Как только экономист выходит за пределы безопасной сферы традиционной микроэкономики и начинает учитывать неэкономические факторы, он нередко открывает для себя, что исторические события безнадежно сверхдетерминированы, то есть каждый феномен можно объяснить множеством правдоподобных способов. Как правило, теории технических изменений, основанные на географических, политических, религиозных, военных и научных факторах, легко сочинить и сложно опровергнуть. Многие из этих объяснений вполне разумны. Но насколько они корректны? Ставить вопрос таким образом, пожалуй, не слишком полезно; скорее следовало бы задаться вопросом о том, почему такие объяснения получают широкое распространение. Сумеем ли мы найти достаточно доказательств, подтверждающих, что та или иная теория опирается на факты, а не на одну лишь логику? Ниже мы постараемся следовать такой методологии.

Подвергая рассмотрению шумпетерианский рост, я не собираюсь принижать значение других видов экономического роста. Технические изменения, не сопровождающиеся другими формами экономического роста, происходят редко. Четыре упомянутых разновидности экономического роста подпитывают друг друга различными сложными способами. Например, согласно распространенному представлению о технических изменениях, в большинстве своем они находят воплощение в новых средствах производства, и потому при отсутствии накопления капитала технические изменения будут медленными. В той степени, в какой эта точка зрения верна, соловианский рост и шумпетерианский рост идут рука об руку. Кроме того, шумпетерианский рост может повлечь за собой смитианский рост, что происходило, например, тогда, когда технический прогресс в судоходстве привел к повышению прибыли от торговли благодаря снижению стоимости перевозок. Для того чтобы не слишком усложнять картину, мы ограничимся изучением собственно технических изменений, рассматривая иные формы экономического роста лишь постольку, поскольку они непосредственно связаны с развитием техники.

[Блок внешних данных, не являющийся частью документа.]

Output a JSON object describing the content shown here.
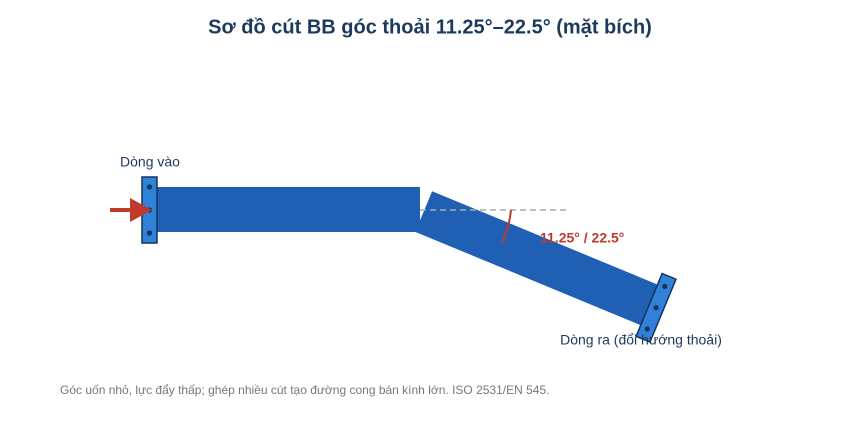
{
  "title": "Sơ đồ cút BB góc thoải 11.25°–22.5° (mặt bích)",
  "labels": {
    "inlet": "Dòng vào",
    "outlet": "Dòng ra (đổi hướng thoải)",
    "angle": "11.25° / 22.5°"
  },
  "caption": "Góc uốn nhỏ, lực đẩy thấp; ghép nhiều cút tạo đường cong bán kính lớn. ISO 2531/EN 545."
}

Исследуя технические изменения, мы неизбежно оказываемся в промежутке между совокупным и индивидуальным уровнями анализа. Сам по себе экономический рост по определению является агрегированным процессом, изобретательством, и освоением его результатов обычно занимаются мелкие экономические единицы (индивиды и предприятия). Соответственно, историк экономики приходит к макроосновам технологической креативности, то есть вынужден отвечать на вопросы о том, какие виды социального окружения побуждают индивидов к новаторству, какие стимулы и институты создают экономику, поощряющую технологическую креативность. Последняя анализируется главным образом в качестве социального, а не индивидуального феномена. Иными словами, меня интересует вопрос не о том, почему одни личности более креативны, чем другие, а о том, почему существовали и существуют такие общества, в которых насчитывается больше креативных индивидов, чем в других обществах. Именно этот вопрос лежит в основе загадки из загадок: почему экономический рост (по крайней мере рост шумпетерианского типа) в одних обществах происходит, а в других – нет?

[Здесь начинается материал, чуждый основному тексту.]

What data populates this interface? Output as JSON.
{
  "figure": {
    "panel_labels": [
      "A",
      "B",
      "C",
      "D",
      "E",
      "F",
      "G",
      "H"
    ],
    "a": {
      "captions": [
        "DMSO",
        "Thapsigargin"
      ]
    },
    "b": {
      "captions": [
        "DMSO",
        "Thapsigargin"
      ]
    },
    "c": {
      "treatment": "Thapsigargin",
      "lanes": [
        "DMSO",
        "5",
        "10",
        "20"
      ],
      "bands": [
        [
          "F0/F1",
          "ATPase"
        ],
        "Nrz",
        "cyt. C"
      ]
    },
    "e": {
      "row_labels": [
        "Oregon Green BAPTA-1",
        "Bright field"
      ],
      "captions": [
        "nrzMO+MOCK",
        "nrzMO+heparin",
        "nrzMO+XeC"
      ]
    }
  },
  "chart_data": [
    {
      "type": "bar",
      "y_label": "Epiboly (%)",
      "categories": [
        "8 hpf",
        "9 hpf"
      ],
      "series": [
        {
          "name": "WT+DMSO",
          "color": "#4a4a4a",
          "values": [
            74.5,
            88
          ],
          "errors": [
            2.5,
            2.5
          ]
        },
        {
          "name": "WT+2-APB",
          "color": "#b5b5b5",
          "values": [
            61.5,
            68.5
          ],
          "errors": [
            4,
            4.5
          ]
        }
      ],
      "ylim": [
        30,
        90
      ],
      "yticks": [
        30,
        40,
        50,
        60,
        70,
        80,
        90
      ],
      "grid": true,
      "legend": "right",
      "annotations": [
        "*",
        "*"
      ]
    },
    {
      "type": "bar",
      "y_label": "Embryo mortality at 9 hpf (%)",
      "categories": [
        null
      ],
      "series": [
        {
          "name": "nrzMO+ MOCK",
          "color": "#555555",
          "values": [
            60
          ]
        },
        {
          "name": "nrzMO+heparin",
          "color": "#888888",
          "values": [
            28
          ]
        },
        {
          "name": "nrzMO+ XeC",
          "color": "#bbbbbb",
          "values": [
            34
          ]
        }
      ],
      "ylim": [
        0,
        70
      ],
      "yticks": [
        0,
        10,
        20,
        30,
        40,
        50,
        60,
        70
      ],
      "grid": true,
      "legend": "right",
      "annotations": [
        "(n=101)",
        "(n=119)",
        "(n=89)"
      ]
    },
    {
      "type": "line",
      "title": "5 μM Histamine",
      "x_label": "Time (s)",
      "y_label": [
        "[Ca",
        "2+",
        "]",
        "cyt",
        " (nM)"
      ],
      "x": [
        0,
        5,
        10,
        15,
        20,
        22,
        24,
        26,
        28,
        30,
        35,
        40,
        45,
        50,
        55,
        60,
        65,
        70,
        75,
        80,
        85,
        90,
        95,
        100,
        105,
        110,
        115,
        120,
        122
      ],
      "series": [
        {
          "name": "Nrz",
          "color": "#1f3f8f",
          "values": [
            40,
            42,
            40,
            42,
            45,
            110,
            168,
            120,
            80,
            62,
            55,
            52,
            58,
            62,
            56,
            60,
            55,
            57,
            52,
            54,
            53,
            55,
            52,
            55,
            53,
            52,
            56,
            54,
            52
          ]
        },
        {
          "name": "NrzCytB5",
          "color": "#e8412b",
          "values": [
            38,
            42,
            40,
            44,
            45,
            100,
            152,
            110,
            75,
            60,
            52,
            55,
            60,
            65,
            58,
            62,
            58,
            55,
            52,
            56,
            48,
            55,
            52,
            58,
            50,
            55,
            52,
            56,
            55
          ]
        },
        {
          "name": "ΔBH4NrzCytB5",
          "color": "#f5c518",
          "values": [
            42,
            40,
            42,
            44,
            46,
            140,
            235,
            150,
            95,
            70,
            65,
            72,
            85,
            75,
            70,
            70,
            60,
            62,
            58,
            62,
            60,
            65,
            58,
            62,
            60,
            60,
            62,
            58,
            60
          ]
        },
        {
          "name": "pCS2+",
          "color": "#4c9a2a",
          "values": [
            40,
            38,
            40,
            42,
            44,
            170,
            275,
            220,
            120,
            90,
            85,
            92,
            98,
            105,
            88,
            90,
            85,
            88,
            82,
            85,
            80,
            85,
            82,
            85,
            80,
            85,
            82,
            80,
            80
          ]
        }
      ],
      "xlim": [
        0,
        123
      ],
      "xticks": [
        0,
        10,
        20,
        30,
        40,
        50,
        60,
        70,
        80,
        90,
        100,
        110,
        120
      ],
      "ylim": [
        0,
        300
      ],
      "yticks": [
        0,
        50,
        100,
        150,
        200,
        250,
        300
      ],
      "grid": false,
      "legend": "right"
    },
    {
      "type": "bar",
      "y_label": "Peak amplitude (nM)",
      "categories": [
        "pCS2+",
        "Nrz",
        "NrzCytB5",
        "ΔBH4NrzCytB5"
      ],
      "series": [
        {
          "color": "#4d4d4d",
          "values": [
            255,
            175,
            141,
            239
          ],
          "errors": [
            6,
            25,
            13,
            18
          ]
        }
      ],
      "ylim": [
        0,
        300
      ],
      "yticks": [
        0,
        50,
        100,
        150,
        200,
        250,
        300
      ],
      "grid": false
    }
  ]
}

Как выразился Хертье (Heertje, 1983, p. 46), не исключено, что технические изменения невозможно объяснить. Думаю, под этим он имел в виду, что стандартная экономическая теория, которая, в конце концов, имеет дело с рациональным выбором, осуществляющимся в заданных пределах, сталкивается с дилеммой, когда речь заходит о технологической креативности. Технические изменения включают атаку индивида на ограничения, всеми прочими воспринимающиеся как данность. Методология экономики в целом основана на идее о том, что экономические агенты стремятся достичь максимальных результатов в условиях данных ограничений, но по определению никак не могут изменить сами эти ограничения. Соответственно, экономические исследования в сфере технических изменений по большей части оказываются посвящены вторичным вопросам – например, способствовала ли конкретная технология относительной экономии труда или капитала, или какое влияние циклические колебания спроса оказывали на темп выдачи патентов.